Dickon then waved his hand first to my mother and then to me.

“Lottie and I are going to have a child—and so are Claudine and David. It is a most auspicious occasion. One would have been a matter for rejoicing, but two—that means jubilation. We are going to drink the very best wine we have in the cellars to the health of our mothers. God bless them, and may all they desire be theirs.”

Jonathan smiled at me as he lifted his glass.

Sabrina was shaking with emotion and I noticed that Sophie’s lips were drawn down at the corners. Poor Sophie, once more she was thinking of all that she had missed.

The tears were running down Sabrina’s cheeks.

“Come, come, Mother,” said Dickon, “this is supposed to be a happy occasion.”

“Tears of happiness, my darling boy,” she said. “I know this is what you wanted to complete your happiness. A dear child… Lottie’s… and another grandchild for me. I hope I live to see it.”

“What nonsense!” said Dickon. “Of course you’ll live to see it. I insist, and Lottie says you always do what I want.”

They drank to the future; and in the kitchens the servants drank a toast to us.

There was a great deal of talk about babies at the table. My mother told of the births of my brother and myself and all the difficulties of pregnancies as though this was the most enjoyable experience known to womankind.

“I suppose,” said Dickon, with feigned resignation, “this will be the burden of our conversation for months to come. I doubt we shall ever escape from nursery topics.”

“It is a great deal more healthy than this continuous talk of revolution, and spies, and poor men transported merely for speaking their minds,” retorted my mother.

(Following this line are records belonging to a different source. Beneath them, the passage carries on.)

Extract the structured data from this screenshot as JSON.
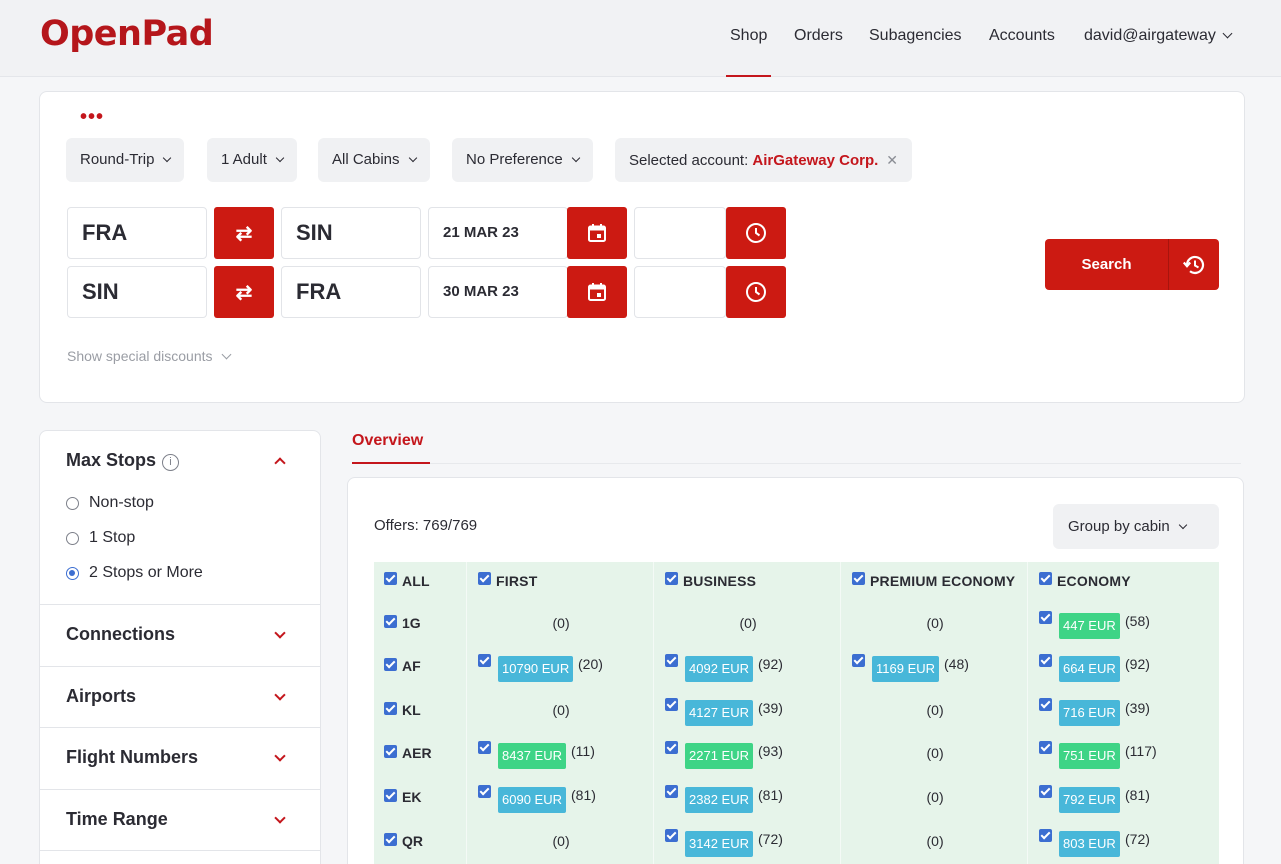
{
  "header": {
    "logo": "OpenPad",
    "nav": [
      {
        "label": "Shop",
        "active": true
      },
      {
        "label": "Orders"
      },
      {
        "label": "Subagencies"
      },
      {
        "label": "Accounts"
      }
    ],
    "user": "david@airgateway"
  },
  "search": {
    "dots": "•••",
    "trip_type": "Round-Trip",
    "passengers": "1 Adult",
    "cabin": "All Cabins",
    "preference": "No Preference",
    "account_label": "Selected account: ",
    "account_name": "AirGateway Corp.",
    "account_clear": "✕",
    "legs": [
      {
        "from": "FRA",
        "to": "SIN",
        "date": "21 MAR 23",
        "time": ""
      },
      {
        "from": "SIN",
        "to": "FRA",
        "date": "30 MAR 23",
        "time": ""
      }
    ],
    "swap_glyph": "⇄",
    "show_discounts": "Show special discounts",
    "search_button": "Search"
  },
  "filters": {
    "max_stops": {
      "title": "Max Stops",
      "info": "i",
      "options": [
        {
          "label": "Non-stop",
          "selected": false
        },
        {
          "label": "1 Stop",
          "selected": false
        },
        {
          "label": "2 Stops or More",
          "selected": true
        }
      ]
    },
    "sections": [
      "Connections",
      "Airports",
      "Flight Numbers",
      "Time Range"
    ]
  },
  "overview": {
    "tab": "Overview",
    "offers": "Offers: 769/769",
    "group_by": "Group by cabin",
    "columns": [
      "ALL",
      "FIRST",
      "BUSINESS",
      "PREMIUM ECONOMY",
      "ECONOMY"
    ],
    "rows": [
      {
        "carrier": "1G",
        "cells": [
          {
            "price": "",
            "count": "(0)"
          },
          {
            "price": "",
            "count": "(0)"
          },
          {
            "price": "",
            "count": "(0)"
          },
          {
            "price": "447 EUR",
            "count": "(58)",
            "color": "green"
          }
        ]
      },
      {
        "carrier": "AF",
        "cells": [
          {
            "price": "10790 EUR",
            "count": "(20)",
            "color": "blue"
          },
          {
            "price": "4092 EUR",
            "count": "(92)",
            "color": "blue"
          },
          {
            "price": "1169 EUR",
            "count": "(48)",
            "color": "blue"
          },
          {
            "price": "664 EUR",
            "count": "(92)",
            "color": "blue"
          }
        ]
      },
      {
        "carrier": "KL",
        "cells": [
          {
            "price": "",
            "count": "(0)"
          },
          {
            "price": "4127 EUR",
            "count": "(39)",
            "color": "blue"
          },
          {
            "price": "",
            "count": "(0)"
          },
          {
            "price": "716 EUR",
            "count": "(39)",
            "color": "blue"
          }
        ]
      },
      {
        "carrier": "AER",
        "cells": [
          {
            "price": "8437 EUR",
            "count": "(11)",
            "color": "green"
          },
          {
            "price": "2271 EUR",
            "count": "(93)",
            "color": "green"
          },
          {
            "price": "",
            "count": "(0)"
          },
          {
            "price": "751 EUR",
            "count": "(117)",
            "color": "green"
          }
        ]
      },
      {
        "carrier": "EK",
        "cells": [
          {
            "price": "6090 EUR",
            "count": "(81)",
            "color": "blue"
          },
          {
            "price": "2382 EUR",
            "count": "(81)",
            "color": "blue"
          },
          {
            "price": "",
            "count": "(0)"
          },
          {
            "price": "792 EUR",
            "count": "(81)",
            "color": "blue"
          }
        ]
      },
      {
        "carrier": "QR",
        "cells": [
          {
            "price": "",
            "count": "(0)"
          },
          {
            "price": "3142 EUR",
            "count": "(72)",
            "color": "blue"
          },
          {
            "price": "",
            "count": "(0)"
          },
          {
            "price": "803 EUR",
            "count": "(72)",
            "color": "blue"
          }
        ]
      }
    ]
  },
  "colors": {
    "brand": "#cc1a12",
    "checkbox": "#3c6ed1",
    "price_blue": "#48b7d9",
    "price_green": "#3ed486",
    "grid_bg": "#e6f4ea"
  }
}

“Wise men know when to keep silent,” said Jonathan, “and that goes for women too.”

He was looking straight at me and smiling.

I thought: Yes, he and Dickon are alike. Dickon must have been very like Jonathan when he was making his way to becoming one of the richest men in the country and not caring very much how he did it. Amoral, that was the word. Immoral too. But who was I to talk? I was realizing now how much I loved David; and yet I had played on him about the worst deception any woman can play upon a man.